Joe Klein saw Avatar the other night, and he came away pleasantly surprised:
But that wasn't the most amazing thing about the movie: the Americans were the bad guys. They were a mercenary army working for corporate villains who wanted to strip-mine a tribe of alien, cerulean nice-guy, enviro-theists. The dialogue was awful; the characterizations were crude...and I'm sure that conservatives will dismiss this as another excretion of the Hollywood left. But still, it was something for a mainstream--indeed, a blockbuster--motion picture to have you rooting for the blue dudes flying about on birds painted like Chinese fans...and rooting against the humans, none of whom had the requisite Eastern European or Arab villain accents.
Klein believes this is a sign of a changing zeitgeist: Americans are willing to shell out bucks to watch themselves get killed by blue aliens.

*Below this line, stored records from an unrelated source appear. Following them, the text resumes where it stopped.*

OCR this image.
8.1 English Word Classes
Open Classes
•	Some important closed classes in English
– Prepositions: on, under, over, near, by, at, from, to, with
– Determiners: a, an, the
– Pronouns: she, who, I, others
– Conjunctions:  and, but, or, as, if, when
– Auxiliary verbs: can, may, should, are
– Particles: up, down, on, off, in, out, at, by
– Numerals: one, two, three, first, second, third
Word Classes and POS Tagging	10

I have no doubt the movie's anti-Americanism is one reason it's doing so well overseas. But isn't it just as likely that the movie is doing well in the States despite James Cameron's ridiculously heavy-handed and semi-parodic political message? Americans are tolerant people, and I'm betting they are willing to overlook the sillier parts of the movie in order to enjoy the revolutionary special effects. I know I did.
The journalistic tendency to describe every cultural event in terms of a larger trend can be pretty silly. Case in point: "The zeitgeist is a subtle thing," Klein writes, "and the impact of Avatar is bound to ripple in all sorts of lovely, little enviro-theistic ways."
Hold it--"lovely, little enviro-theistic ways"? Is the Time columnist saying enviro-theism is better than other religions?